The second way is to make us afraid of something, and to claim that only the election of a certain candidate will prevent the destruction of our way of life. Sometimes the alleged menace is rightfully frightening (Nazis) and sometimes not actually so scary (hippies). The fear-mongering election strategy can be used over and over especially if employed against an alleged evil that will never go away, like smoking pot. It costs nothing to scare people, at least compared to what it costs to build bridges, so taxes stay low and we stay happy, if being afraid to let your kids play outside can be called happy.
The third way for politicians to convince the voters that they are not just a bunch of tired old leeches gnawing away at the capillaries of society with their perfect, capped and polished teeth is for them to ban things. There are always things that people want banned, which means laws can be passed against them. Passing laws is one of the few things politicians actually are expected to do. A politician who told the voters "I figured we already had enough laws, so I spent my last term of office learning how to fly-fish," would be rejected overwhelmingly in the next election, though not by this voter.
I'd vote for that guy as many times as I could figure out how.
Now, though, all the obvious stuff has been banned. Politicians are reaching. I came to this conclusion as I tried to check a weekend's worth of beer and liquor through the automated check stand at my local supermarket and was told I couldn't. A new state law means that all alcohol purchases have to be made through a human cashier, so I had to wait with my cart full of shame behind an elderly woman who took longer to write a check than it takes Charlie Sheen to remember where he left his pants on any given morning.
This inconvenience was foisted on my by the pols of California, who decided it was too easy for underage people to buy liquor through the automated check stand, although it wasn't easy at all. The machine always stopped when liquor was scanned and an attendant had to hit a button, which in my case she usually did after a glance at the back of my head. I'm sure if I had presented a more underage appearance, I would have been ID'ed.
I'm not as inconvenienced as the residents of Shreveport, Louisiana, however, who are fighting to keep their right to wear pajamas in public. Michael Williams, one of the local burghers, proposed the ban, after seeing some Shreveport dudes wearing pajamas outside "with their private parts about to come out."
First off, define "about to come out." Whether it's in or out should be abundantly clear. Secondly, define "pajamas." At what point on the continuum of soft, comfortable outerwear can a garment be definitely said to be pajamas, as opposed to snuggies, sweats or scrubs? Thirdly, what is wrong with the men of Shreveport? Wearing pajamas outside is for girls, not guys.

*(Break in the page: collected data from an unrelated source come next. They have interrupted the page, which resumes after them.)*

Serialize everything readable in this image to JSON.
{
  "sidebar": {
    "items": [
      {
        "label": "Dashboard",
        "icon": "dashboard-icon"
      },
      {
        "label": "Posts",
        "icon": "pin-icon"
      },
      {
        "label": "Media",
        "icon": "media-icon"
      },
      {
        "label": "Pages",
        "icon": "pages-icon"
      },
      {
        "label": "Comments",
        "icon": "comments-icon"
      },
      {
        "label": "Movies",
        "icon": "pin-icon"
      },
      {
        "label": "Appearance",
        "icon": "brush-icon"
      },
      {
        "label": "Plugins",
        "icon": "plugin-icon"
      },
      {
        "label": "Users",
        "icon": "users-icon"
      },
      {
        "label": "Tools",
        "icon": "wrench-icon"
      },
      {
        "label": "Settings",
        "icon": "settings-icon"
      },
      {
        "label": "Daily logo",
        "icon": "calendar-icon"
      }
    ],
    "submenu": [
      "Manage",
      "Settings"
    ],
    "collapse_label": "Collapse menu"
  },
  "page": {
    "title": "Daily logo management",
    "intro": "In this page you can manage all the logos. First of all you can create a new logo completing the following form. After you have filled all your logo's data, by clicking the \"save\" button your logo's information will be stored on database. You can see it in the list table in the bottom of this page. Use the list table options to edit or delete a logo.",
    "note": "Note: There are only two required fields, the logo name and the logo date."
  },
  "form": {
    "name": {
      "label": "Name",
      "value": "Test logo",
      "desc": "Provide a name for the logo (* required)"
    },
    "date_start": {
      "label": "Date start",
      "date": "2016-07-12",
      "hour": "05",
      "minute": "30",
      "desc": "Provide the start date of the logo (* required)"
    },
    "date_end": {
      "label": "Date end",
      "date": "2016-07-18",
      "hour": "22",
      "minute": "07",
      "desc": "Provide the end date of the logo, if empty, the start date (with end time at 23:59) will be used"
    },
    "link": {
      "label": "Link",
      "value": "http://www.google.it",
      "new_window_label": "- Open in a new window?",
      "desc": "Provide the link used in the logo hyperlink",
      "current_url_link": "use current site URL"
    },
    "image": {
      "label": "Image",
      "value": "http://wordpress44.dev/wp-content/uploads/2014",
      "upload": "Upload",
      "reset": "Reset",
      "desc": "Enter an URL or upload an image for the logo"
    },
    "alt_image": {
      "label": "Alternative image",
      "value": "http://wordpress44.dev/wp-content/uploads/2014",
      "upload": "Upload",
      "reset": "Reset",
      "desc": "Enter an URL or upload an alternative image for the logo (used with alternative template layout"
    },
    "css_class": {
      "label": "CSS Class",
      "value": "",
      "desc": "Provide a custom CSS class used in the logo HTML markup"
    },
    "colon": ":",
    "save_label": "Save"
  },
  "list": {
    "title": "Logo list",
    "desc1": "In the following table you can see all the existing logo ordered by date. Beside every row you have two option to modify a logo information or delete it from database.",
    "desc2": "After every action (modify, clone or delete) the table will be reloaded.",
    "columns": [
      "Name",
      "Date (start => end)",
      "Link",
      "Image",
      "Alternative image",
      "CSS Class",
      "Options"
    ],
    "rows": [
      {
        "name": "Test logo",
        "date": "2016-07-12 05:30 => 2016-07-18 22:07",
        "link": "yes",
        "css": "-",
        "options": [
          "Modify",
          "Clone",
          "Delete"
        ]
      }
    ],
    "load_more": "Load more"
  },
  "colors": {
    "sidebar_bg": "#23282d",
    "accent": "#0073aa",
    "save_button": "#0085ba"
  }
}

The most outstanding new ban comes from the Los Angles City Council, which has banned the production of pornography in which the actors are not wearing condoms. Yes, condoms are now required in porn manufactured in LA, where they say 90% of the porn made in the US is produced. The council is debating methods of enforcing the ban, but the formation of police units nicknamed the Condom Cops, the Rubber Rangers or the Trojan Task Force seems inevitable.
The cops will have to go undercover. I say this because it is obvious, not because I enjoy making terrible puns. Police men and women will have to pose as porn performers. ("Okay, Detective, your alias for this sting operation will be Larry Load.") Can a hit TV series based on their exploits be far behind? The Rockhard Files? Magnum--My Size? All right, I'm stopping here.
The Council's bold step flies in the face of history, where condom bans have been far more frequent than condom coddling. Just a few years ago, the state of Georgia voted, possibly inadvertently, to ban ribbed condoms, although to my knowledge no French Tickler Strike Force was ever organized. And you can just click here, if you want to sign an e-petition to restrict condom sales to married couples with a prescription from their doctor.
In a blow for freedom, one of the world's oldest (all right, the oldest) anti-condom organizations has reversed its position on rubbers. The Pope announced that the Church would no longer consider the use of condoms a sin, as long as they were used to prevent the spread of AIDS and not as a contraceptive device.
Thus, a big day for any porn stars in LA who are also devout Catholics. About time those people caught a break.